The pan cover of some embodiments is configured to mate with the bottom of the pan. This allows multiple pans of food with the pan cover in place to be stacked in a non-slidable relationship.
Some embodiments further include a server cover for enclosing the buffet server. The server cover of some of these embodiments is formed by using a polycarbonate type material.
The server of some embodiments can include a fan configured to provide air flow. The base of such embodiments preferably provides a clearance for air passage, such as by using a vent on a side of the base, or by another means. Generally, the fan is desired to remove heat from under the buffet server when the thermoelectric device is operated to cool the food, and collect heat in the warming cycle.
The thermoelectric device is preferably a Peltier type device. The buffet server also typically has a control module for adjusting the temperature. Hence, the control module of these embodiments is generally configured to receive a desired temperature setting. Some embodiments further include a display for indicating a temperature setting. Preferably, the display can selectively present the temperature in degrees Farenheit or Celsius.
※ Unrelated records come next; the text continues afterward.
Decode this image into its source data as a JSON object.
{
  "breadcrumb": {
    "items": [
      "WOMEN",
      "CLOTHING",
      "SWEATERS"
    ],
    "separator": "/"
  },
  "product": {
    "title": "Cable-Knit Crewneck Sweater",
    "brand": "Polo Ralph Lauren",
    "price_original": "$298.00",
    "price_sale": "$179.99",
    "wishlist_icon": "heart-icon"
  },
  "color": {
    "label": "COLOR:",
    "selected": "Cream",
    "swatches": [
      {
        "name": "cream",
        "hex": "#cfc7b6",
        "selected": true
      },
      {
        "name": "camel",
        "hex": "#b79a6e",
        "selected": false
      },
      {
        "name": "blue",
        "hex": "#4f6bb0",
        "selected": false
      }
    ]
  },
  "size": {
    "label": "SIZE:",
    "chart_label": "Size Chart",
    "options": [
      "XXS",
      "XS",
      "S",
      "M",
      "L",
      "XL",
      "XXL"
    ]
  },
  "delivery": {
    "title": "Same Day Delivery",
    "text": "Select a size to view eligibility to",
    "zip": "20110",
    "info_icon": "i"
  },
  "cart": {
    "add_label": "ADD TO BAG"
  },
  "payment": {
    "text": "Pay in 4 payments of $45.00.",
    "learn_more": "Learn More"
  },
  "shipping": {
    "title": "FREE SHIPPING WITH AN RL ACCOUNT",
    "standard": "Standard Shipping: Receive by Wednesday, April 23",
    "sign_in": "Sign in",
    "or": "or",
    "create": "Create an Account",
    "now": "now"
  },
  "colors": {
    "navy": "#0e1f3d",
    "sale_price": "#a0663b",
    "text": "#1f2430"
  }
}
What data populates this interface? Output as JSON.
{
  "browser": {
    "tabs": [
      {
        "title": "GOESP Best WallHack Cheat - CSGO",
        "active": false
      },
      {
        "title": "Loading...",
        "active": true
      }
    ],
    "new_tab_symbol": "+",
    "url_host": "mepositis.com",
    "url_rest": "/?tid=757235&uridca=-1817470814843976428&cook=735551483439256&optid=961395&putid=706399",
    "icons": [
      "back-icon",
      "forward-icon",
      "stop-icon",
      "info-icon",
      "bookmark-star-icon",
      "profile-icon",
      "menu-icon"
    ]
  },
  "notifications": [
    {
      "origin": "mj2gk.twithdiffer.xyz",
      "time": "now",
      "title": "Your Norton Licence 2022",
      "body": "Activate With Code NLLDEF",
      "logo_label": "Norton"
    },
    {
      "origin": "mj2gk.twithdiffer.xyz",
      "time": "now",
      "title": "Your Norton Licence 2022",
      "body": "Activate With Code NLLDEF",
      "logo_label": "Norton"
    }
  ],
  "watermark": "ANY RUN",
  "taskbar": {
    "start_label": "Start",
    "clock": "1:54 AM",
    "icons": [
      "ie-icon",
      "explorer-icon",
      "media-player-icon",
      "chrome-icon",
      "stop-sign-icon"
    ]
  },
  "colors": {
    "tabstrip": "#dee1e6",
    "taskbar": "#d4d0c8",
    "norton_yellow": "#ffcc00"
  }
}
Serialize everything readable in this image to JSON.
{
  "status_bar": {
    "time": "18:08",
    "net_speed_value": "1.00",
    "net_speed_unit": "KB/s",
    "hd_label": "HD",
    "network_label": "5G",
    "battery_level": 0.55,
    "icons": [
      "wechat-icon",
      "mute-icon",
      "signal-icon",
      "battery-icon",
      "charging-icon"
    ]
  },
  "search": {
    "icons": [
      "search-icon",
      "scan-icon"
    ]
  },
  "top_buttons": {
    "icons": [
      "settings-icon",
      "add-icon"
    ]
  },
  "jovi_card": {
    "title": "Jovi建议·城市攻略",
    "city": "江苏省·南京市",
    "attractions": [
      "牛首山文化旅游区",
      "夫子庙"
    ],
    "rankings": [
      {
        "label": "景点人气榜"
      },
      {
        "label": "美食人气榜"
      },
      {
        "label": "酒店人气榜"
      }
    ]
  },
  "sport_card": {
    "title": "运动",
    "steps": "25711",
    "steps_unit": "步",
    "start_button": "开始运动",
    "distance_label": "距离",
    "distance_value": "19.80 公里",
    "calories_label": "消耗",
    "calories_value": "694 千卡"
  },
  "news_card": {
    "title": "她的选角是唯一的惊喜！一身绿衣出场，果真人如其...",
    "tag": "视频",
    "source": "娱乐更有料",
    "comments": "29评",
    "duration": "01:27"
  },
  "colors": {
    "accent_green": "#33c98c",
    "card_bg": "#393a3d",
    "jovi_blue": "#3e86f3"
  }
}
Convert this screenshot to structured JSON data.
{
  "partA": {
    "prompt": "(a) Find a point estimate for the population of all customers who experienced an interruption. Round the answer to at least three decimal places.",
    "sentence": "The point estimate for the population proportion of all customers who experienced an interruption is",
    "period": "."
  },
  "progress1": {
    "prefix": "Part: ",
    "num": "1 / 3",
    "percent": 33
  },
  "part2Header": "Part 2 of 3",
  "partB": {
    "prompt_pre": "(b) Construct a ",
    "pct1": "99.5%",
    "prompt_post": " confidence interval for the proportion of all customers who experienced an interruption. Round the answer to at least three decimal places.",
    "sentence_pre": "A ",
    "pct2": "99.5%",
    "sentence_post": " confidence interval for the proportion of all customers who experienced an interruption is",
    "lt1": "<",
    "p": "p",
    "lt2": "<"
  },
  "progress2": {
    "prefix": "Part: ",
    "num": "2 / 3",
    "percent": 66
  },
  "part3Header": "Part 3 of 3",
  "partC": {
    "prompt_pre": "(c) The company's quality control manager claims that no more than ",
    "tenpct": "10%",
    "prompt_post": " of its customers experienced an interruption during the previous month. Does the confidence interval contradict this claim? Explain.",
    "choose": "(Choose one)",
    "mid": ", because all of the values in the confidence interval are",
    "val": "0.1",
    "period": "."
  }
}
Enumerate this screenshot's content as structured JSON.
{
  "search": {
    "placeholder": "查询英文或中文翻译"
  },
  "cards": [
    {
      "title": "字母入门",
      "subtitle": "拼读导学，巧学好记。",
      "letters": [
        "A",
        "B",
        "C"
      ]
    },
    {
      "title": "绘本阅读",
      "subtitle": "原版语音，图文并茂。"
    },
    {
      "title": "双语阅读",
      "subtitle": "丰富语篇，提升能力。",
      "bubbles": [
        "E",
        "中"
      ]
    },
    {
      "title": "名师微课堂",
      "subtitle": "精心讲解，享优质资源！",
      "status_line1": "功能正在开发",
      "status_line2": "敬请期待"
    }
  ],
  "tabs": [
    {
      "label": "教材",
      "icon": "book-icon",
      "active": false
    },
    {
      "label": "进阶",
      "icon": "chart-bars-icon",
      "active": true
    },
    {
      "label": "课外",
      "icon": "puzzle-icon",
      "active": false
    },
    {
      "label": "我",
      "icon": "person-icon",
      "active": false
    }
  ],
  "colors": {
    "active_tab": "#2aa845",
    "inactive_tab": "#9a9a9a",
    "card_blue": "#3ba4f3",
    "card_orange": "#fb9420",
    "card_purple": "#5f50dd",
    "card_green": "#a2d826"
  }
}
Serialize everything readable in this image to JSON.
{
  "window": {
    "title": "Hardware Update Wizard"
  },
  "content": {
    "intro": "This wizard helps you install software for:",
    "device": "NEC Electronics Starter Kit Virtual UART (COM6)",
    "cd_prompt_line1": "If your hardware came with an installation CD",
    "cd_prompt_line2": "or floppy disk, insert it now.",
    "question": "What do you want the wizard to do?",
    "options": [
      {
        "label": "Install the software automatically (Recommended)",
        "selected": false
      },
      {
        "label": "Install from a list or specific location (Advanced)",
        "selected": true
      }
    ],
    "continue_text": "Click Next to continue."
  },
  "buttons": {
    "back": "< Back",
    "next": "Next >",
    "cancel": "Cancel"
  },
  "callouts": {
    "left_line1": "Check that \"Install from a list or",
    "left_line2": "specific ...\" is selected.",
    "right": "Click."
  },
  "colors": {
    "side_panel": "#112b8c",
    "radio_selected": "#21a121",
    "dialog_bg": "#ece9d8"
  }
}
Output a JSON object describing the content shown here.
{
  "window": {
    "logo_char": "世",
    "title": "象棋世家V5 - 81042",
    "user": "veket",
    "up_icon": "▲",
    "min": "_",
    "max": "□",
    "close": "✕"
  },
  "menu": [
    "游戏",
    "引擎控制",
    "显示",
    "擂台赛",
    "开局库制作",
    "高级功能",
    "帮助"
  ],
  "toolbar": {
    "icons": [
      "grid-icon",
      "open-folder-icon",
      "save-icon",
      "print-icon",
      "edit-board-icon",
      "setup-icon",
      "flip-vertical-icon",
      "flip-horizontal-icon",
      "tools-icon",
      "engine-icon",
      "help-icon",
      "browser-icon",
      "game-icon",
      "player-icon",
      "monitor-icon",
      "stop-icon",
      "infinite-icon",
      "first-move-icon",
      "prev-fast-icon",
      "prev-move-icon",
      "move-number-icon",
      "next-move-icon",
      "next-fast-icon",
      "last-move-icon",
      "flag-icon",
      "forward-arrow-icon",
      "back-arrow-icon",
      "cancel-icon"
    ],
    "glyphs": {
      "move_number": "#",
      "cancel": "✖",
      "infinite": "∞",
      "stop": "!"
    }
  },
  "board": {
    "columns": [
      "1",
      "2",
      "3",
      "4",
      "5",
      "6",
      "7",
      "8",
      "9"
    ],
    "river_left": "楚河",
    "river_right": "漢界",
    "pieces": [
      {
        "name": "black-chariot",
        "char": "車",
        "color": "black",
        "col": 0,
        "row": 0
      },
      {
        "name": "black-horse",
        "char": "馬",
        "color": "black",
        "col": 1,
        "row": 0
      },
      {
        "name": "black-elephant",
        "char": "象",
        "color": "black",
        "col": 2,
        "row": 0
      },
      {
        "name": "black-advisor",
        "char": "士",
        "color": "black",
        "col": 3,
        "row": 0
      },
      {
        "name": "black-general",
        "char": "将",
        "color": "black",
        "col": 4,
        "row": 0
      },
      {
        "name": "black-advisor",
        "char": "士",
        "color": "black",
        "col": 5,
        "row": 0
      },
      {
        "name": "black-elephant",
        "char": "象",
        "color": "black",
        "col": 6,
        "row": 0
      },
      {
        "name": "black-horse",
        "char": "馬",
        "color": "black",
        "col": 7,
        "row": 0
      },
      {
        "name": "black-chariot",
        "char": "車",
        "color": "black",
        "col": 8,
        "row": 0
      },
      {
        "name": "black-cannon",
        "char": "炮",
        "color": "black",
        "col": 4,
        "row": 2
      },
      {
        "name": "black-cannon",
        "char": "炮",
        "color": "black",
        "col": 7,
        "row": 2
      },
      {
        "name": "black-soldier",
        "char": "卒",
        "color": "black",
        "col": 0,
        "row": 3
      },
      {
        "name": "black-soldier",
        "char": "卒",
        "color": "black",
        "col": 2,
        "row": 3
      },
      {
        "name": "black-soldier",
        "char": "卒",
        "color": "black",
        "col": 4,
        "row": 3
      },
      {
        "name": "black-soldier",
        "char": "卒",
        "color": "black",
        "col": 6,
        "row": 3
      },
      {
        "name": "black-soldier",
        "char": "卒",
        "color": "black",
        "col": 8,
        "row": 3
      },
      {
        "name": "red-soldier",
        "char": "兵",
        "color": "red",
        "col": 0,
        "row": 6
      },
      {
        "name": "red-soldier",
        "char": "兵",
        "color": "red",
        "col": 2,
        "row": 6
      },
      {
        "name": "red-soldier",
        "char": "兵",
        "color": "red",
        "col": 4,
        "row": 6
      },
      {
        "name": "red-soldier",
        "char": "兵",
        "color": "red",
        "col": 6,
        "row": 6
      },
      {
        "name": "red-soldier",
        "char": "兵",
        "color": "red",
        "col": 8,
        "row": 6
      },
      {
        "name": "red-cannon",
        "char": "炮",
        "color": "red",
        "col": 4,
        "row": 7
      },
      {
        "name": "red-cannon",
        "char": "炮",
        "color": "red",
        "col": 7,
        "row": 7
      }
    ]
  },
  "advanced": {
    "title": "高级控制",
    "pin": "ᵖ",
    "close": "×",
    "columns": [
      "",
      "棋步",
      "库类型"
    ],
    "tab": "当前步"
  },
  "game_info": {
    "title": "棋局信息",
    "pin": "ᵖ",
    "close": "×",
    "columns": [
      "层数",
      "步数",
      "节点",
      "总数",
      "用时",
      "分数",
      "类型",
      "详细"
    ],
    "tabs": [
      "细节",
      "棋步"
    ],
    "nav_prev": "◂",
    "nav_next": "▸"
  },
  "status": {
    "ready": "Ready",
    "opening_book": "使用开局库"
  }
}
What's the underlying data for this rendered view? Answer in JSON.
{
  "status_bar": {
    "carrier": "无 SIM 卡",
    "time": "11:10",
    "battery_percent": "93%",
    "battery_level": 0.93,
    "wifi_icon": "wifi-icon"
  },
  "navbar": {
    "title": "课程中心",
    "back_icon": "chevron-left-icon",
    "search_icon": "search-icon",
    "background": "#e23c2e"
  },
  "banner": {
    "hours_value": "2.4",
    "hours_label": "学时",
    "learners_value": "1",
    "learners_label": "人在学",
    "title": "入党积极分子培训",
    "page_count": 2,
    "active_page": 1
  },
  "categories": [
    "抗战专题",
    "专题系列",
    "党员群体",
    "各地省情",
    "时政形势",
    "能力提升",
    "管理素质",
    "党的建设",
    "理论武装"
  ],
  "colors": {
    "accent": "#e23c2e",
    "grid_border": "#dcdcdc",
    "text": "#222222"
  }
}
A server includes a thermoelectric device, a base, a pan, and a transfer plate. The thermoelectric device is for providing a temperature that varies from an ambient temperature. The base is for housing the thermoelectric device and the pan is for receiving the temperature to cool or warm food. The transfer plate is interposed between the pan and the thermoelectric device, and is for providing a thermal transfer interface. The thermal transfer interface comprises a protrusion and a recessed portion. The recessed portion is configured to mate with the protrusion.
The recessed portion is configured for mating with the protrusion such that the pan and the transfer plate align in a predetermined configuration. The mating configuration of the recessed portion and the protrusion are such that thermal transfer is enhanced. Some embodiments have a thermal transfer fluid deposed between the pan and the transfer plate.
A server includes a thermoelectric device, a base, a pan, and a transfer plate. The thermoelectric device is for providing a temperature that varies from an ambient temperature. The base is for housing the thermoelectric device. The pan is for receiving the temperature. The transfer plate is interposed between the pan and the thermoelectric device, and is for providing a thermal transfer interface. The transfer plate has a well for retaining a fluid within a perimeter of the transfer plate.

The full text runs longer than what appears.